Did u read this article? ( from internetnews.com )
fairmanh
October 23, 2002 ( intetnews.com )
Dealing With Massive Attack: DNS Protection
By Jim Wagner
Tuesday evening's distributed denial of service (DDoS) attack on the
13 copies of the U.S. root server should serve as a warning to every
company employing DNS, said the inventor of the technology Wednesday.
Paul Mockapetris, who was one of the primary architects on the DNS
project and currently serves as chief scientist at Nominum, a DNS
consulting and management firm, said there is nothing in particular a
company can do against a threat as unsophisticated -- yet effective --
as a DDOS using ping floods.
Essentially, ping flooding -- the unceasing transfer of ping requests
to a DNS server from any number of computers -- is like a brute force
attack on a password or algorithm; the constant barrage inevitably
leads to a breach, or in the case of the U.S. root servers, a slowdown
or shutdown.
"There are more sophisticated attacks that are possible, and I think
that's really the danger from the standpoint of the root system,"
Mockapetris said.
The Internet Corporation for Assigned Names and Numbers (ICANN)
entrusted 13 organizations with copies of the U.S. root server, the
backbone for .com, .net, .org and others. According to Mary Hewitt,
ICANN spokesperson, the organizations at the affected sites were
running the latest security.
"I think the fact the servers were only down for an hour at the most
says something about our security," she said.

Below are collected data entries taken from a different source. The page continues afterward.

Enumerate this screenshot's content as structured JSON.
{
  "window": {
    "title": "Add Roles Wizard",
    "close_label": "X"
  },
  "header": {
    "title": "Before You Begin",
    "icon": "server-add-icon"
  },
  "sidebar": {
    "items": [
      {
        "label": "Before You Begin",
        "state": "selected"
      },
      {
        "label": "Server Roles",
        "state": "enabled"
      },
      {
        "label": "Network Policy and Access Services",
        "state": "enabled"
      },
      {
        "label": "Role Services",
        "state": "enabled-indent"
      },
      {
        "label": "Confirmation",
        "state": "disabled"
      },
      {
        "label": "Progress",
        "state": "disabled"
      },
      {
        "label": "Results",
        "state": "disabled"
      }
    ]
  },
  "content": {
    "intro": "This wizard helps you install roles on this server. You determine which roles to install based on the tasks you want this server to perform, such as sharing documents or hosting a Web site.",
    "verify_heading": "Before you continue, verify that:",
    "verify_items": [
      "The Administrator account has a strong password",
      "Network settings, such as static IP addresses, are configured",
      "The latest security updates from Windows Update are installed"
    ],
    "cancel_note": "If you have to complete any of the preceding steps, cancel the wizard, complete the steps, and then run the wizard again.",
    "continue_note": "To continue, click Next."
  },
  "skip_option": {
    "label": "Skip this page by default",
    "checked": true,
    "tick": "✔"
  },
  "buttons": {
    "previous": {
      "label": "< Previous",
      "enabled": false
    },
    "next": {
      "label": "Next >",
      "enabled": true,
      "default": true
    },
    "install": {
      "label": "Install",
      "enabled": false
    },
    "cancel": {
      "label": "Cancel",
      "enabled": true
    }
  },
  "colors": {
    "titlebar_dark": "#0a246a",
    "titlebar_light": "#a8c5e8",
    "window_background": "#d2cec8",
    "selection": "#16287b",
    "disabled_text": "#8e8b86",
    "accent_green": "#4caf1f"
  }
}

While there's not much a company can do against a DDoS, what people
need to watch out for, Mockapetris said, is the sophisticated attacks
that aren't always as easy to spot. In the case of ping flooding, the
attack is usually signaled by a massive influx in traffic, easily
visualized in a data traffic report.
Others aren't so easy to track, and are much harder to spot. DNS cache
poisoning happens when an attacker spoofs cache information and
redirects a network connection or blocks access. IP sequence
prediction attacks, on the other hand, grab the IP packet sequence
number from the victim's machine and trick the machine into thinking
its talking with a legitimate server. From there, the attacker can run
the server.
Mockapetris recommends every company check to make sure their DNS
server has the following:
A backup copy of the root server in case the "live" copy is
compromised.
The necessary infrastructure in place, so that if a company is brought
down by a DDoS it doesn't affect the entire network. Mockapetris
suggests a separate server for intranet communications.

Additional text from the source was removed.